- Born: 1882
- Died: 1955 (aged 72–73)

Academic background
- Education: Mercer's School, City and Guilds Central Technical College,

= Arthur Allan Gomme =

Gomme, Arthur Allan (1882–1955), librarian and historian of technology

Arthur Allan Gomme (1882-1955) was a British librarian, historian of technology and folklorist.

== Early life and education ==
Arthur Allan Gomme was born in 1882, the third son of Sir (George) Laurence Gomme (1853–1916) and his wife, Alice Bertha Gomme, (1853–1938), both of whom had been pioneering folklorists.

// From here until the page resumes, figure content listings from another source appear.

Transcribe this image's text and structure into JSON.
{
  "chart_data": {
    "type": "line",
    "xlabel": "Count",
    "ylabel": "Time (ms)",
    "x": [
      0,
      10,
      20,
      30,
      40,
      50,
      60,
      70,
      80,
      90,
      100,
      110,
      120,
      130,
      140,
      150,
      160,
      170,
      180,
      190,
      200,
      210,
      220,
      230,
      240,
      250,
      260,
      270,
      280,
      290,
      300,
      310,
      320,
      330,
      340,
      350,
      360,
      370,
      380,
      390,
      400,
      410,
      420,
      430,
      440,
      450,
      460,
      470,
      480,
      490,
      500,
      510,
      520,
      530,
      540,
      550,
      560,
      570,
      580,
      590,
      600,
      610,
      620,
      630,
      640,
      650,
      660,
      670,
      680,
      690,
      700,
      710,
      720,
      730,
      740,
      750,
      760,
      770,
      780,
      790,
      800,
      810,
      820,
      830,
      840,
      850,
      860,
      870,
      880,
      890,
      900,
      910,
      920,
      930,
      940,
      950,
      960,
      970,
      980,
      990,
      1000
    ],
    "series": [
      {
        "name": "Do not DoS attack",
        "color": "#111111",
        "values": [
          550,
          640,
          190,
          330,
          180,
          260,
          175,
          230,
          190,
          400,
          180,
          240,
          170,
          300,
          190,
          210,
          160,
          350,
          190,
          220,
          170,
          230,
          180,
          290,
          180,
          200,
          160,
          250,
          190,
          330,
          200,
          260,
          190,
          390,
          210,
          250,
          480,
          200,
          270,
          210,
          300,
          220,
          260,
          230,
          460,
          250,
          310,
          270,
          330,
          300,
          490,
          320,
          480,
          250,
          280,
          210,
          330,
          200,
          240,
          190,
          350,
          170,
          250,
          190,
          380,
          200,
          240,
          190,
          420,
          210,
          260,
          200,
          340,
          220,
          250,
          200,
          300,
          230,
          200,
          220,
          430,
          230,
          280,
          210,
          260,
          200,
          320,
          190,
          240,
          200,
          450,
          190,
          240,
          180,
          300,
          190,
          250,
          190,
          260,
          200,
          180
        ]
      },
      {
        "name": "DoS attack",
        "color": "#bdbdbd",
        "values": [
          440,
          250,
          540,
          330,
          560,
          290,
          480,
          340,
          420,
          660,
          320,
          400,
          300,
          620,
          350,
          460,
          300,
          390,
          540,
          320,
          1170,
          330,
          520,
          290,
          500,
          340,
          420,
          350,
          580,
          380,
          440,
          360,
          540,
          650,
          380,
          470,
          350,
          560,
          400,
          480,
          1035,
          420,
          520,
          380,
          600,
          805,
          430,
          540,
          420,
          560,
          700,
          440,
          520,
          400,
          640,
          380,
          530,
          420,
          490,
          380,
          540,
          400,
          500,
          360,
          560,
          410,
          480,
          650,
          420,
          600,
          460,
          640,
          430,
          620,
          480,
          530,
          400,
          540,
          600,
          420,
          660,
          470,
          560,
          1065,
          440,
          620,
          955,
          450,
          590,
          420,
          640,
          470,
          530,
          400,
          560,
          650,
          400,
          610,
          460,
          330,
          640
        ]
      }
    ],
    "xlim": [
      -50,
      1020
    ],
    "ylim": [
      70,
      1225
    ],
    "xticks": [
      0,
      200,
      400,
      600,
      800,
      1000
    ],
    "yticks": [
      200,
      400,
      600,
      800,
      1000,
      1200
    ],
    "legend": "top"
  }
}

He was educated at Mercer's School from 1895 to 1900 before training in engineering at the City and Guilds Central Technical College (then the Royal College of Science).  There Gomme gained a first class diploma and the Siemens Memorial medal for Electrical Engineering.

== Career ==
In 1904 Gomme joined the Patent Office as an Examiner. Gomme served with the 2nd battalion, Royal Fusiliers (university and public schools division) during the First World War. In 1919 he rejoined the Patent Office, and was appointed Librarian to the Patent Office in 1920, a role in which he held until his retirement in 1944.  He was awarded the MBE in 1930.

== Interests ==
In 1920 Gomme joined the Newcomen Society, becoming a member of the society's council in 1925. Gomme served for thirty years as a council member was and vice-president in 1953. Gomme contributed papers on the history of patents to Transactions of the Newcomen Society, as well as compiling for the journal, an 'Analytical bibliography of the history of engineering and applied science (written with E. Wyndham Hume, his predecessor at the Patent Office library).

In 1948 Gomme published Patents of Invention: Origin and Growth of the Patent System in Britain and in 1950 co-compiled a catalogue of the designs of the engineer John Smeaton.

Like his parents, Gomme was active in the field of folklore, served on the council of the Folklore Society from 1911 until his death, and acting as president between 1952 and 1953. As with his mother, Lady Gomme, Allan Gomme was active in Florence White's English Folk Cookery Association, serving from 1928 to 1935 as Chairman of its Advisory Council. In Good Things in England, White recommended that those who might have cookery books and manuscripts in need of a home allow Allan Gomme to acquire them for the Patent Office Library as it "has already the nucleus of a very fine collection of Old English Cookery Books."

Gomme was closely involved in the history of the theatre: he was a member of the British Drama League, the Elizabethan Stage Society and a founder member of the Society for Theatre Research.

== Selected publications ==

- Gomme, Arthur Allan; British Council (1948). Patents of invention: origin and growth of the patent system in Britain. London: Longmans, Green & Co. for British Council and National Book League. OCLC 786350743.
- Newcomen Society (Great Britain); Dickinson, H. W; Gomme, Arthur Allan; Farey, John; Royal Society (Great Britain); Library (1950). A catalogue of the civil and mechanical engineering designs, 1741-1792. London: Printed by the Courier Press. OCLC 28477297.
- Gomme, Allan (1952). "The Folk-Lore Society: Whence and Whither". Folklore. 63 (1): 1–18. doi:10.1080/0015587X.1952.9718086. ISSN 0015-587X.
- Gomme, Allan (1953-06-01). "The Collection of English Folklore : Ways and Means". Folklore. 64 (2): 321–333. doi:10.1080/0015587X.1953.9717356. ISSN 0015-587X.